La derecha es la que mantiene bloqueadas reformas indispensables a la democratización de la democracia: permitir el voto en el exterior, el voto domiciliar, la presentación de candidaturas independientes, la ley de partidos políticos que incluya regular su financiación, la ley de acceso a la información oficial o impulsar la despartidarización del Tribunal Supremo Electoral, de la Corte de Cuentas, la Procuraduría, la Fiscalía, la PNC o la misma Corte Suprema de Justicia.
La derecha dice del Frente que buscará perpetuarse en el poder, y pone de ejemplo a Hugo Chávez, cuando es Arena la que quiere seguir en él. Acusa al FMLN de ser amigo de Daniel Ortega, autor de oscuros pactos políticos, cuando es Arena la que hace arreglos turbios con el PCN y el PDC. Dice que el Frente está en contra de los valores cristianos cuando es Arena quien mantiene impunes crímenes como el de monseñor Romero y los jesuitas, entre muchos otros.
El partido en el Gobierno ha recurrido en esta campaña electoral a todos los resortes, incluidos los ilegítimos y los ilegales, hasta los más absurdos y delirantes, para intentar frenar el auge y ascenso de la fuerza del cambio. Ha tenido que construir su propio discurso alrededor de la palabra "cambio" sabedor de que, en los tiempos que corren, nadie iba a comprar la continuidad. Pero resulta escasamente creíble.
La gente se pregunta: "¿por qué, estando en el poder, no han hecho eso que ahora prometen?", "¿cómo van a financiarlo?", "¿cómo piensan regalar casas, hacer obras de infraestructura, abrir fuentes de trabajo, mejorar los ingresos?". El presidente Saca hizo su campaña con el lema "país seguro", pero los resultados de su mandato lo desmienten de manera categórica. Rodrigo Ávila, uno de los responsables de ese fracaso, promete ahora "más empleos, mejores ingresos". ¿Por qué habría que creerle? Pide votar "con sabiduría", pero su campaña es muy poco reflexiva; al revés, es una campaña emotiva y mentirosa.
Tal vez el Frente no consiga en esta ocasión imponerse. O tal vez sí. Pero es seguro que, como mínimo, ha forzado la unión de toda la derecha, incluida la que se disfrazaba de izquierda, ante la posibilidad cierta de perder el Ejecutivo. ¿Dónde quedan ahora los argumentos sobre la necesidad de preservar el pluralismo, que en su momento se dieron para mantener con vida a partidos de la derecha condenados por ley a desaparecer? También se vienen abajo los discursos contra la polarización, ahora que todas las fuerzas del centro decidieron no participar o retirarse de la contienda. La tendencia a la fortaleza y al avance de la alternativa que representa la izquierda parece haberse consolidado, incluso si no lograse ahora imponer la alternancia.

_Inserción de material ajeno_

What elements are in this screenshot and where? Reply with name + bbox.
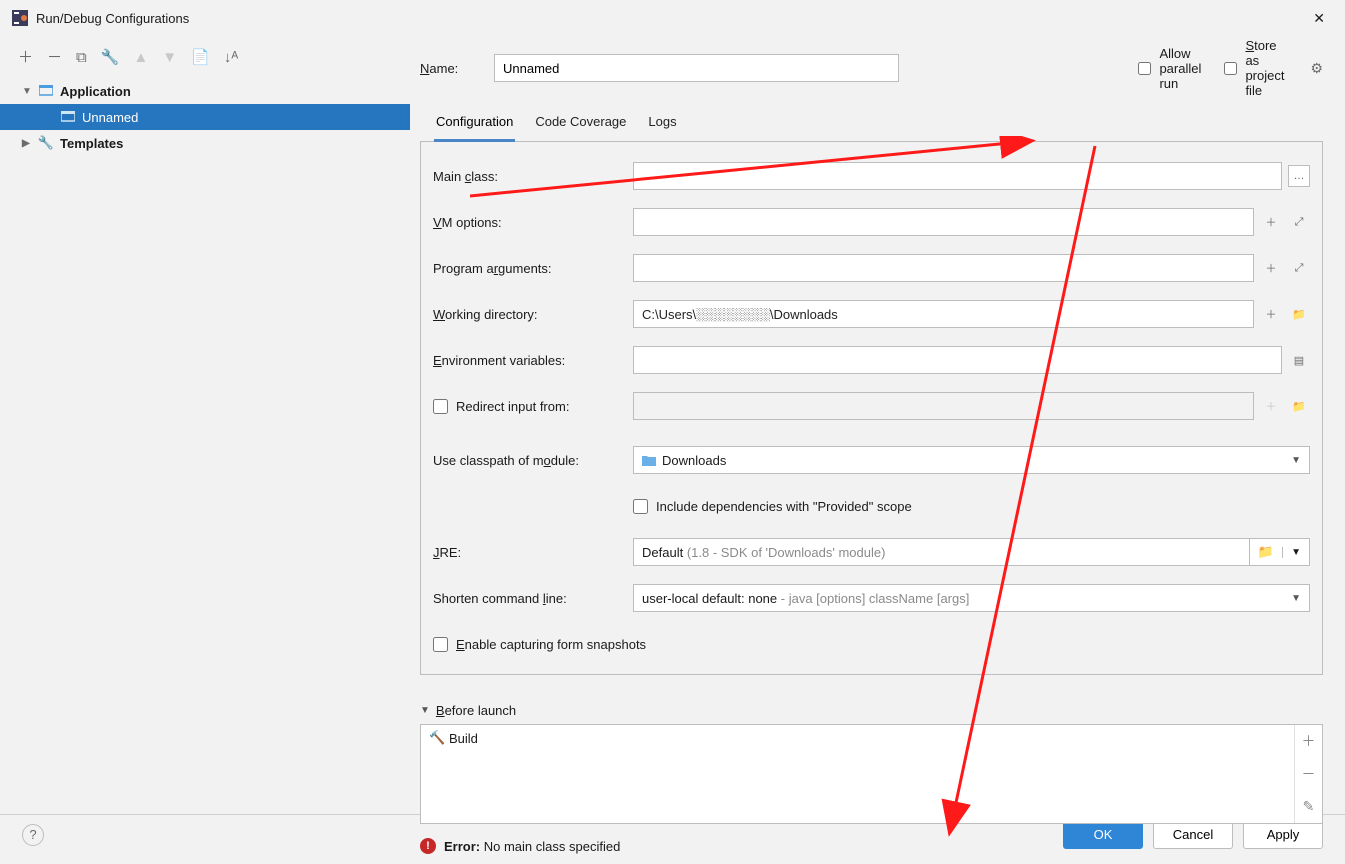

Un Gobierno del Frente puede resultar para muchos una incógnita; en cambio, otro Gobierno de Arena no lo sería porque es previsible, demasiado previsible. Seguiría el bloqueo de la democratización, el bloqueo del país y el bloqueo de las mayorías populares, excluidas y marginadas ya desde antes de que llegase la crisis mundial que amenaza ahora con golpear fuertemente la nación. Ésta necesita cambiar de rumbo y entrar decididamente a otra etapa histórica. A la de democracia con democratización.